Había avisado discretamente al equipo médico responsable de Ernesto y solicitado que cualquier decisión legal se realizara únicamente después de confirmar que su cliente estaba consciente y comprendía lo que firmaba.
Cuando los médicos revisaron su tratamiento, aparecieron inconsistencias que exigían análisis inmediatos.Ernesto entregó la grabación.
También explicó las cápsulas que Valeria le administraba en casa.
A partir de ese momento, nadie volvió a permitir que ella manejara sus medicamentos.
Pero Julián frenó a Ernesto cuando mencionó cambiar inmediatamente todo el testamento.
—Primero sobrevivimos —dijo—. Después protegemos el patrimonio.
Aquella misma noche comenzaron estudios adicionales.
Y ocurrió algo que Valeria no había previsto.
El estado de Ernesto empezó a estabilizarse.
A la mañana siguiente, Valeria apareció con Iván.
Entró interpretando perfectamente su papel.
—Mi amor…
Ernesto permaneció inmóvil.
Ella creyó que seguía demasiado débil para responder.
—¿Cuánto le queda? —preguntó al médico.
—Estamos reevaluando su condición.
La sonrisa de Valeria vaciló.
—Pero dijeron cinco días.
—La situación ha cambiado.
Iván la miró.
Aquella mirada duró apenas un segundo.
Pero Mateo la vio.
Dos días después, los análisis y la revisión médica llevaron el caso por un camino completamente distinto al que Valeria esperaba.

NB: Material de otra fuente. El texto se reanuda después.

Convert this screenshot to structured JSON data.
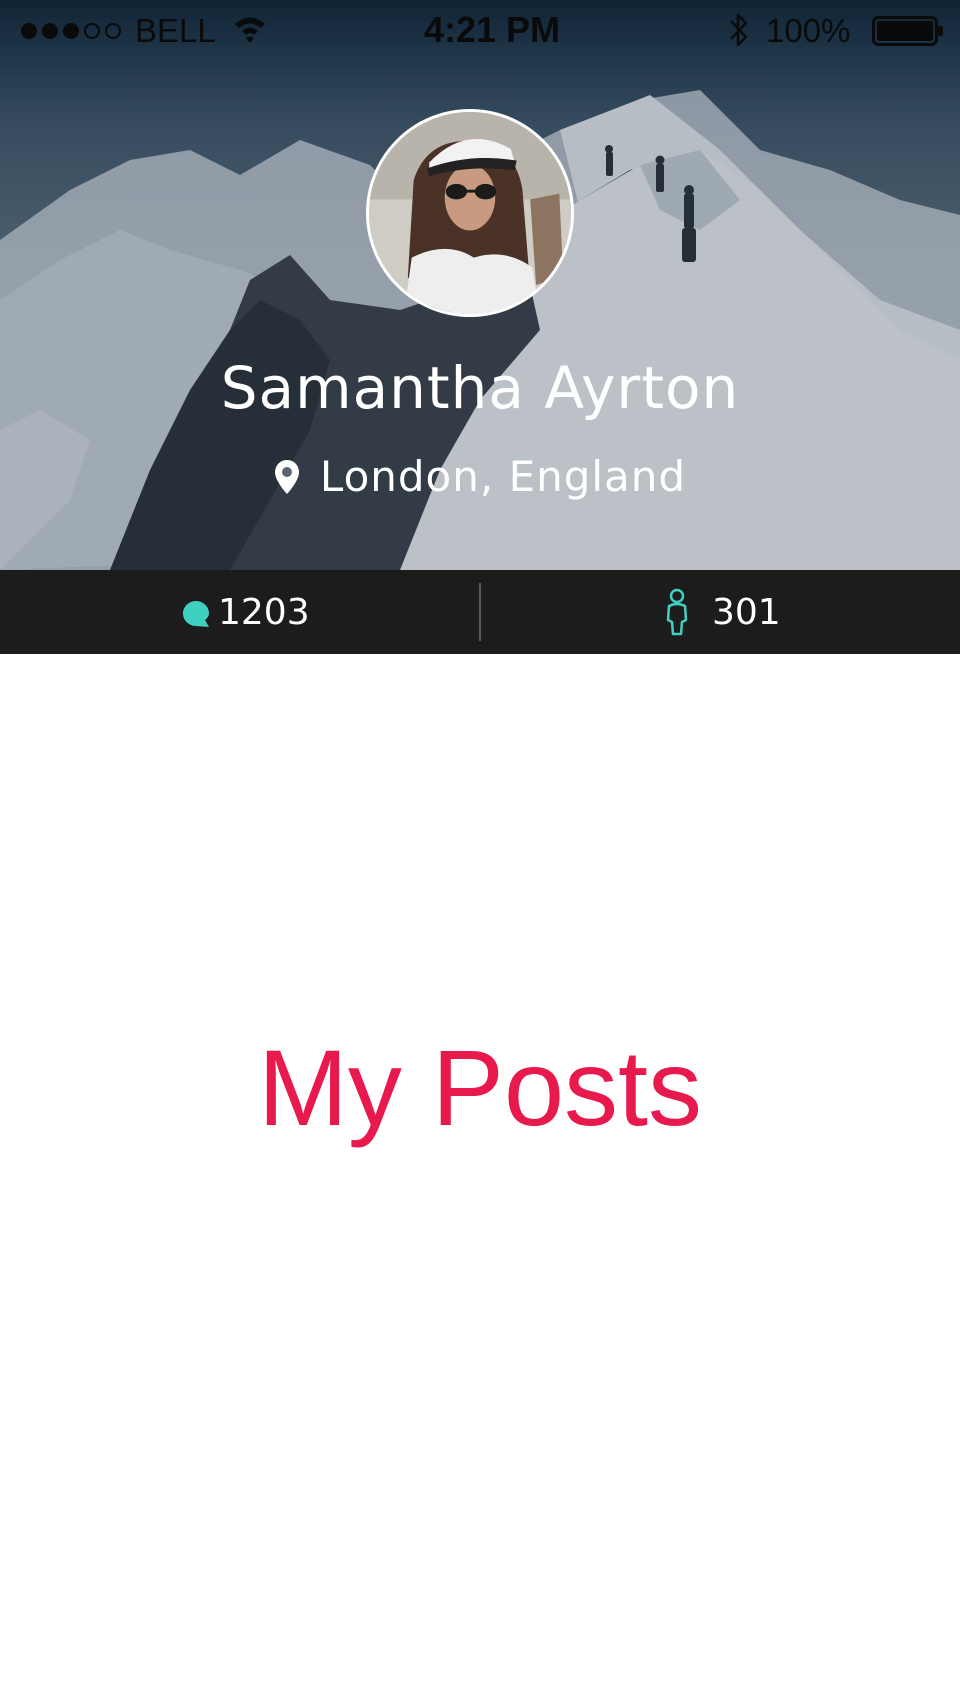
{
  "status_bar": {
    "carrier": "BELL",
    "time": "4:21 PM",
    "battery": "100%",
    "signal_bars_filled": 3,
    "signal_bars_total": 5,
    "battery_level": 1.0,
    "icons": [
      "signal-dots-icon",
      "wifi-icon",
      "bluetooth-icon",
      "battery-icon"
    ]
  },
  "profile": {
    "name": "Samantha Ayrton",
    "location": "London, England",
    "avatar_icon": "avatar-photo",
    "location_icon": "map-pin-icon"
  },
  "stats": {
    "posts_count": "1203",
    "followers_count": "301",
    "posts_icon": "chat-bubble-icon",
    "followers_icon": "person-icon"
  },
  "content": {
    "title": "My Posts"
  },
  "colors": {
    "accent_teal": "#3fd0bf",
    "title_red": "#e8194c",
    "stats_bar_bg": "#1c1c1c",
    "text_light": "#ffffff"
  }
}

Las autoridades recibieron la información y comenzaron a investigar cómo habían llegado determinadas sustancias al organismo de Ernesto.
Entonces Julián revisó las empresas.
Encontró algo todavía peor.Iván llevaba casi un año aprobando compras infladas a proveedores vinculados con una sociedad recién creada.
Más de seis millones de pesos habían salido de Muebles Salgado.